Jean Paul Gaultier in Perpignan: “My father showed me sardana”

Jean Paul Gaultier is the host of the 57th edition of the Confrontation festival founded by the Jean-Vigo institute. Present in Perpignan this Thursday 5 May, sitting on the stage of the Charles Trenet auditorium of the Palais des Congrès in Perpignan, the couturier surrenders in a fluvial interview for

Probably a chauvinist question, but do you know Perpignan and the Eastern Pyrenees?

I had been in the area before. I had taken a vacation tour to France and went to Collioure, I loved it. I have wonderful memories of it. When I was offered to participate in the festival, I told myself it was a sign that I had to return. Haven’t had time to visit yet, but I will. It’s funny because it reminds me of a childhood memory. My father had told me about Collioure, Perpignan, the Catalan country and the sardana.

Really ?

Yes, yes, he made me demonstrations of sardana.

Was it normal?

He liked to dance and had a great time here. I haven’t memorized the dance steps though …

It’s like riding a bicycle, you can’t forget that …

But I did very little (laughs)!

We keep repeating that that’s when we see the movie frills (1945) that your vocation for sewing was born. What marked you in this dip in post-war haute couture?

I was 13 when I stumbled upon this movie. I looked at him with one eye and ended up being dazzled. I saw a tragic love story but, beyond that, it was the world of couture that fascinated me. This film is a perfect picture of this world. Director Jean Becker was friends with coutrier Marcel Rochas. He was therefore able to immerse himself in this world of couture before shooting the film. But knowing something and transcribing it with such precision was not easy. Becker did it perfectly.

When I started, I built my shows like movies

What you saw on the screen as a child, did you experience it when you made your dream come true?

Yes, really. When I started working, I was confronted with all the characters I had seen in the film. From the lead role to the supporting roles, it was about everything. Down to the small details, such as the lock of hair tucked into the wedding dress, to respect tradition. This film was my fashion school. I didn’t do anything else.

Come and introduce yourself And God created woman (1956) that made Brigitte Bardot an icon, was she a source of inspiration?

I know at one point she didn’t like what I was doing at all because I was working with fur, well … (laughs). But she marked her time. She represented freedom.

Has the link between cinema and fashion always seemed obvious to you?

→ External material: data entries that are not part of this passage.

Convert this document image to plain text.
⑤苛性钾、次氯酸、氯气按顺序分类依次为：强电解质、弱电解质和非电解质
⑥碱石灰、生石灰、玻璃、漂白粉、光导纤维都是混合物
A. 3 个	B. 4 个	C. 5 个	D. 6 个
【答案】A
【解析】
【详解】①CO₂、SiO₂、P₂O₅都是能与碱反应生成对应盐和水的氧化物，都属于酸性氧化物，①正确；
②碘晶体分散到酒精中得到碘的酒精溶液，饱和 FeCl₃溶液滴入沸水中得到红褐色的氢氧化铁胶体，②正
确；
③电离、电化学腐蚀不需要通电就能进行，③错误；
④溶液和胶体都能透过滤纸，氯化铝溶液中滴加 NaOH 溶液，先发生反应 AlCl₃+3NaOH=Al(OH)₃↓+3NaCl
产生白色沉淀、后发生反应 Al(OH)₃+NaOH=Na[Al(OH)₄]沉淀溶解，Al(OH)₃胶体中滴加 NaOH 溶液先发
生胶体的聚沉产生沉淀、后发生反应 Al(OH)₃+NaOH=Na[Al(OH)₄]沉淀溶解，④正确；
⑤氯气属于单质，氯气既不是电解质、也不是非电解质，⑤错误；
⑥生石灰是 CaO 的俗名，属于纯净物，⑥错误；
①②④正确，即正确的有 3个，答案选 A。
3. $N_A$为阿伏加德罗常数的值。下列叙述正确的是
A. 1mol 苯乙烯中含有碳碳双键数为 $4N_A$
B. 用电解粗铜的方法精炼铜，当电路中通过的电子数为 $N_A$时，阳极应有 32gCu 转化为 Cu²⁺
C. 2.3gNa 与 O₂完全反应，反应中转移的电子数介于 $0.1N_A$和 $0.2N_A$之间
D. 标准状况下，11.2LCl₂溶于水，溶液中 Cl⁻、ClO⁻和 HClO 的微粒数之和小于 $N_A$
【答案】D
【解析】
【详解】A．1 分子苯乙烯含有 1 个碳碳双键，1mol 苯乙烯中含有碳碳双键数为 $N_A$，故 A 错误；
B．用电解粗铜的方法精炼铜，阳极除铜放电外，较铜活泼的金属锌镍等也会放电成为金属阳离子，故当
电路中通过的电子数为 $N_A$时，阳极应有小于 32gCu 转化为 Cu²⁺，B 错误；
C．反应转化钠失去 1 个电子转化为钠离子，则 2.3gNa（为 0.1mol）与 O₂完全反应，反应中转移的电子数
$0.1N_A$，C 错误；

Oh yes ! Cinema has always interested me. I’ve always watched a lot of movies. We also did the film and fashion exhibition with the actress and director Tonie Marshall because, for me, these two worlds were associated. Without knowing it, when I started, I built my shows like movies.

You also worked for the cinema …

With Almodóvar three times, Besson for the Fifth element (1997) …

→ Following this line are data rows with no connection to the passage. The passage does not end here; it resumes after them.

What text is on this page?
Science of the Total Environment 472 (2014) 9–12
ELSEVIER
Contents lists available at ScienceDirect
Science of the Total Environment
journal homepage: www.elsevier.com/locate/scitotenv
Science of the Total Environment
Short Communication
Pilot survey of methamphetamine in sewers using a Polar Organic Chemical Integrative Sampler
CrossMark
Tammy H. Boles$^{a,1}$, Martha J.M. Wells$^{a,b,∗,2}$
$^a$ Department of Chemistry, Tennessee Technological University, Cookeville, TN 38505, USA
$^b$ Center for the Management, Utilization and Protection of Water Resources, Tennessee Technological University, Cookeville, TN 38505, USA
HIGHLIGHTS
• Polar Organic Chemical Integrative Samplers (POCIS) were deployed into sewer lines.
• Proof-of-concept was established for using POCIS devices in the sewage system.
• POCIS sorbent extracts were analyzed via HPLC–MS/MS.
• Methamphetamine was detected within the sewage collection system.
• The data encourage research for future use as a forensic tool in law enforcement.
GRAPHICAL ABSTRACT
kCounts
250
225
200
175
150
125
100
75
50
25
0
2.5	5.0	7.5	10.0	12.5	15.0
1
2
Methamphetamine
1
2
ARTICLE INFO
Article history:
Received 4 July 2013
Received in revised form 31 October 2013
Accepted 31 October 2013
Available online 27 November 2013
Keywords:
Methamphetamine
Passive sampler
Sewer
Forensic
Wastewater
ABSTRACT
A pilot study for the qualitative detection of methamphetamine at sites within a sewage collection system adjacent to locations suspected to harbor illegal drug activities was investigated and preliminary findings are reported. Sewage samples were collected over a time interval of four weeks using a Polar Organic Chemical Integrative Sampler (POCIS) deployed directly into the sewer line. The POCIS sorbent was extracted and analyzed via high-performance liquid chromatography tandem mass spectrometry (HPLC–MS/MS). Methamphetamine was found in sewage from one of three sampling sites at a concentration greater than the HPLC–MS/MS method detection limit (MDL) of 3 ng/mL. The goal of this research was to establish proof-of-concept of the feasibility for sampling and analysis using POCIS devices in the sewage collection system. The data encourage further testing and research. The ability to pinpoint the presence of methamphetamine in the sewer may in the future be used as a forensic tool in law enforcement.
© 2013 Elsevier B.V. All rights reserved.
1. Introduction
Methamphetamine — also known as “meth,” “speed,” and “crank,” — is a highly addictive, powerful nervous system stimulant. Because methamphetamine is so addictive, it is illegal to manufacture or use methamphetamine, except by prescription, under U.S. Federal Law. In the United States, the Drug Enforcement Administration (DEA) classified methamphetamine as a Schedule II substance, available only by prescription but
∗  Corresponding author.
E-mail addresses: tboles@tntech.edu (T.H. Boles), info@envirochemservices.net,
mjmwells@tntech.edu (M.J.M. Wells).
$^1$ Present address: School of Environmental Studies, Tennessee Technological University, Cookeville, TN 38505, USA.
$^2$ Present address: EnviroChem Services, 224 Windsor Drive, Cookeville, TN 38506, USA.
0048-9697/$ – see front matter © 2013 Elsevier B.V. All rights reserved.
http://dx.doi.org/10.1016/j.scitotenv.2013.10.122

Do you create for the cinema as for a collection?

For nothing. For cinema you can give a little of your own style, but you always have to think about the needs of the story and the wishes of the director. When I do my shows, I show my story, or at least what I wanted to tell at that moment. But entering another’s world is also very stimulating.

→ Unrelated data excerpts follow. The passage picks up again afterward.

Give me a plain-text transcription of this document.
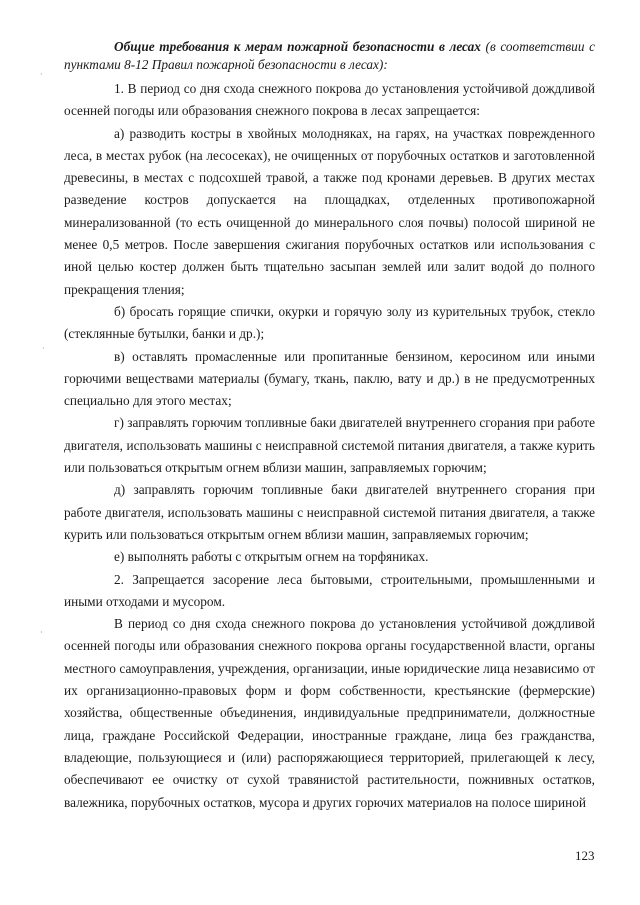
·
·
·

Общие требования к мерам пожарной безопасности в лесах (в соответствии с пунктами 8-12 Правил пожарной безопасности в лесах):

1. В период со дня схода снежного покрова до установления устойчивой дождливой осенней погоды или образования снежного покрова в лесах запрещается:

а) разводить костры в хвойных молодняках, на гарях, на участках поврежденного леса, в местах рубок (на лесосеках), не очищенных от порубочных остатков и заготовленной древесины, в местах с подсохшей травой, а также под кронами деревьев. В других местах разведение костров допускается на площадках, отделенных противопожарной минерализованной (то есть очищенной до минерального слоя почвы) полосой шириной не менее 0,5 метров. После завершения сжигания порубочных остатков или использования с иной целью костер должен быть тщательно засыпан землей или залит водой до полного прекращения тления;

б) бросать горящие спички, окурки и горячую золу из курительных трубок, стекло (стеклянные бутылки, банки и др.);

в) оставлять промасленные или пропитанные бензином, керосином или иными горючими веществами материалы (бумагу, ткань, паклю, вату и др.) в не предусмотренных специально для этого местах;

г) заправлять горючим топливные баки двигателей внутреннего сгорания при работе двигателя, использовать машины с неисправной системой питания двигателя, а также курить или пользоваться открытым огнем вблизи машин, заправляемых горючим;

д) заправлять горючим топливные баки двигателей внутреннего сгорания при работе двигателя, использовать машины с неисправной системой питания двигателя, а также курить или пользоваться открытым огнем вблизи машин, заправляемых горючим;

е) выполнять работы с открытым огнем на торфяниках.

2. Запрещается засорение леса бытовыми, строительными, промышленными и иными отходами и мусором.

В период со дня схода снежного покрова до установления устойчивой дождливой осенней погоды или образования снежного покрова органы государственной власти, органы местного самоуправления, учреждения, организации, иные юридические лица независимо от их организационно-правовых форм и форм собственности, крестьянские (фермерские) хозяйства, общественные объединения, индивидуальные предприниматели, должностные лица, граждане Российской Федерации, иностранные граждане, лица без гражданства, владеющие, пользующиеся и (или) распоряжающиеся территорией, прилегающей к лесу, обеспечивают ее очистку от сухой травянистой растительности, пожнивных остатков, валежника, порубочных остатков, мусора и других горючих материалов на полосе шириной

123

My breasts were a provocation, an armor

Precisely, you have evoked the tumultuous love story that is at the heart of frillshave your feelings been able to inspire you for your collections?

It has also happened several times. Clothing is not simply something we will wear. Show things and provoke emotions. I also think that the model, like an actress, can both embody and inspire. The models were wonderful performers. In the late 70’s – early 80’s, when I saw the girls of the Palazzo who were modern, free, contrasting with the image of the kind woman, it inspired me enormously. They embodied freedom, they were the opposite of the woman object. For this I created the man object. In 1984-85 I saw a change take place. So I wanted to show how man became more and more venal and objective. How the woman got free. And my breasts (the corset created by “JPG” and unveiled in 1983 for Madonna during her Blond Ambition Tour) were also a provocation and an armor, there was nothing erotic about it. So, yes, the feelings are very present. Even when we make abstract and non-portable creations, it can be to express a desire, a need or that we feel in a chaotic moment.

Have you created abstract and non-wearable creations?

I always think they are worn by someone (laughs).

You have dressed and paraded many women from Béatrice Dalle to Amanda Lear, Laetitia Casta, Mylène Farmer or even Nabilla, how would you dress the Catalan woman?

For me the Catalan woman is a woman of today. I don’t believe in the distinction between Paris and the provinces.

Don’t you believe it or don’t you believe it anymore?

I don’t believe it anymore. Eventually, some may have thought this once, but that’s it.